Big-O notation describes how runtime or memory grows as input size n increases. We ignore constants and focus on dominant terms—same idea you glimpsed when comparing Python loops to NumPy vectorization.
Common complexities (slowest to fastest growth)
- O(1) — constant: index into array
- O(log n) — halving: binary search
- O(n) — linear: single loop over n items
- O(n log n) — efficient sorts, many divide-and-conquer algorithms
- O(n²) — nested loops over n
- O(2ⁿ) — exponential; brute-force subsets (avoid at large n)
Rules of thumb
- Drop constants: O(3n) → O(n)
- Keep dominant term: O(n² + n) → O(n²)
- Different inputs? O(a + b) when two arrays of different sizes
Count operations
#include
int main() {
int n = 8;
int ops = 0;
for (int i = 0; i < n; ++i) ops++; // O(n)
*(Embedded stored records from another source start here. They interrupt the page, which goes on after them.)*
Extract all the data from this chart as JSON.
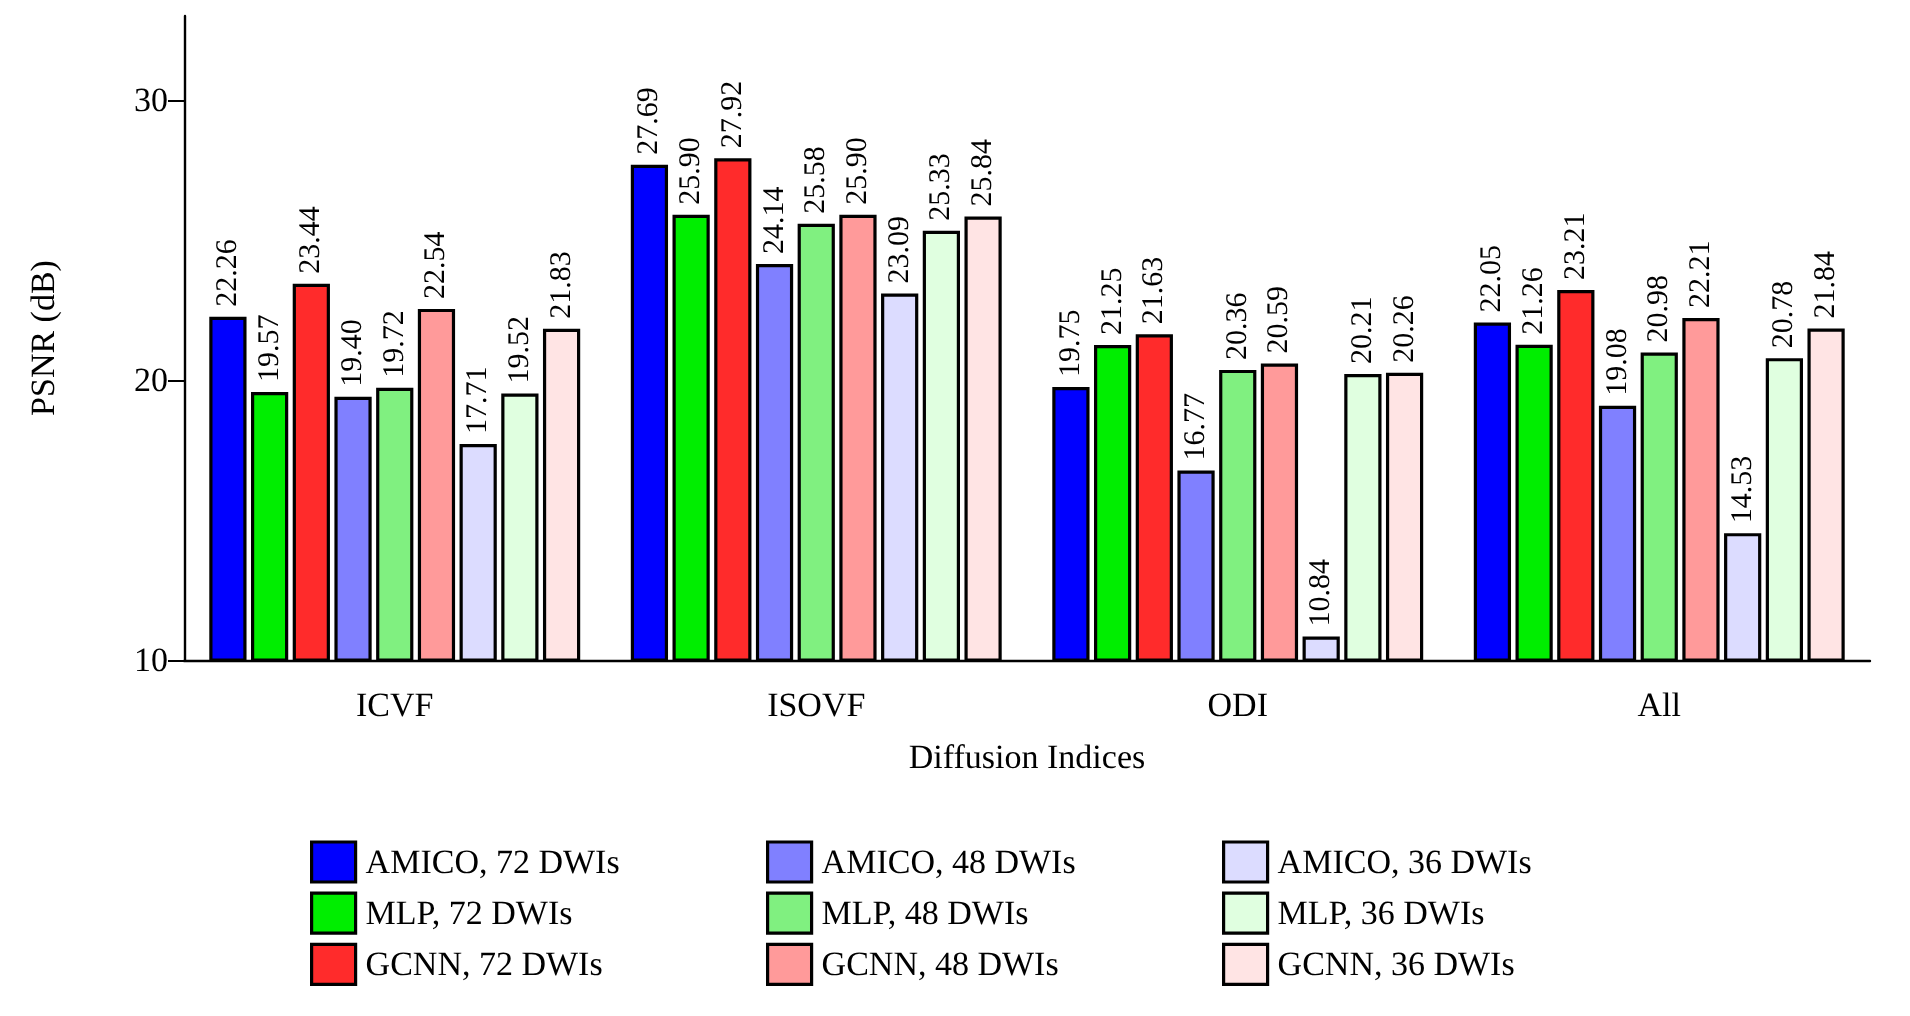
{
  "chart_data": {
    "type": "bar",
    "xlabel": "Diffusion Indices",
    "ylabel": "PSNR (dB)",
    "categories": [
      "ICVF",
      "ISOVF",
      "ODI",
      "All"
    ],
    "ylim": [
      10,
      33
    ],
    "yticks": [
      10,
      20,
      30
    ],
    "grid": false,
    "legend": "bottom",
    "series": [
      {
        "name": "AMICO, 72 DWIs",
        "color": "#0000ff",
        "values": [
          22.26,
          27.69,
          19.75,
          22.05
        ],
        "value_labels": [
          "22.26",
          "27.69",
          "19.75",
          "22.05"
        ]
      },
      {
        "name": "MLP, 72 DWIs",
        "color": "#00ee00",
        "values": [
          19.57,
          25.9,
          21.25,
          21.26
        ],
        "value_labels": [
          "19.57",
          "25.90",
          "21.25",
          "21.26"
        ]
      },
      {
        "name": "GCNN, 72 DWIs",
        "color": "#ff2b2b",
        "values": [
          23.44,
          27.92,
          21.63,
          23.21
        ],
        "value_labels": [
          "23.44",
          "27.92",
          "21.63",
          "23.21"
        ]
      },
      {
        "name": "AMICO, 48 DWIs",
        "color": "#8080ff",
        "values": [
          19.4,
          24.14,
          16.77,
          19.08
        ],
        "value_labels": [
          "19.40",
          "24.14",
          "16.77",
          "19.08"
        ]
      },
      {
        "name": "MLP, 48 DWIs",
        "color": "#80f080",
        "values": [
          19.72,
          25.58,
          20.36,
          20.98
        ],
        "value_labels": [
          "19.72",
          "25.58",
          "20.36",
          "20.98"
        ]
      },
      {
        "name": "GCNN, 48 DWIs",
        "color": "#ff9a9a",
        "values": [
          22.54,
          25.9,
          20.59,
          22.21
        ],
        "value_labels": [
          "22.54",
          "25.90",
          "20.59",
          "22.21"
        ]
      },
      {
        "name": "AMICO, 36 DWIs",
        "color": "#dcdcff",
        "values": [
          17.71,
          23.09,
          10.84,
          14.53
        ],
        "value_labels": [
          "17.71",
          "23.09",
          "10.84",
          "14.53"
        ]
      },
      {
        "name": "MLP, 36 DWIs",
        "color": "#e0ffe0",
        "values": [
          19.52,
          25.33,
          20.21,
          20.78
        ],
        "value_labels": [
          "19.52",
          "25.33",
          "20.21",
          "20.78"
        ]
      },
      {
        "name": "GCNN, 36 DWIs",
        "color": "#ffe4e4",
        "values": [
          21.83,
          25.84,
          20.26,
          21.84
        ],
        "value_labels": [
          "21.83",
          "25.84",
          "20.26",
          "21.84"
        ]
      }
    ]
  }
}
for (int i = 0; i < n; ++i)
for (int j = 0; j < n; ++j) ops++; // O(n^2)
std::cout << "ops ~ n + n^2 = " << ops << "\n";
return 0;
}
Important interview questions and answers
- Q: Does Big-O measure exact seconds?
A: No—it describes growth rate; hardware and constants still affect wall-clock time. - Q: Best vs worst vs average?
A: Interviews often mean worst-case unless stated; hash maps average O(1) with rare O(n) worst case.
Self-check
- Order O(1), O(n), O(n²) from fastest growing to slowest.
- Why drop the constant in O(3n)?
Tip: Drop constants and lower-order terms—interviewers want dominant growth.
Interview prep
- Big-O purpose?
Describes growth rate as n increases; ignores constants.
- Common orders?
O(1), O(log n), O(n), O(n log n), O(n²), exponential.
- Average vs worst?
Clarify which case—hash map average O(1), worst O(n) with collisions.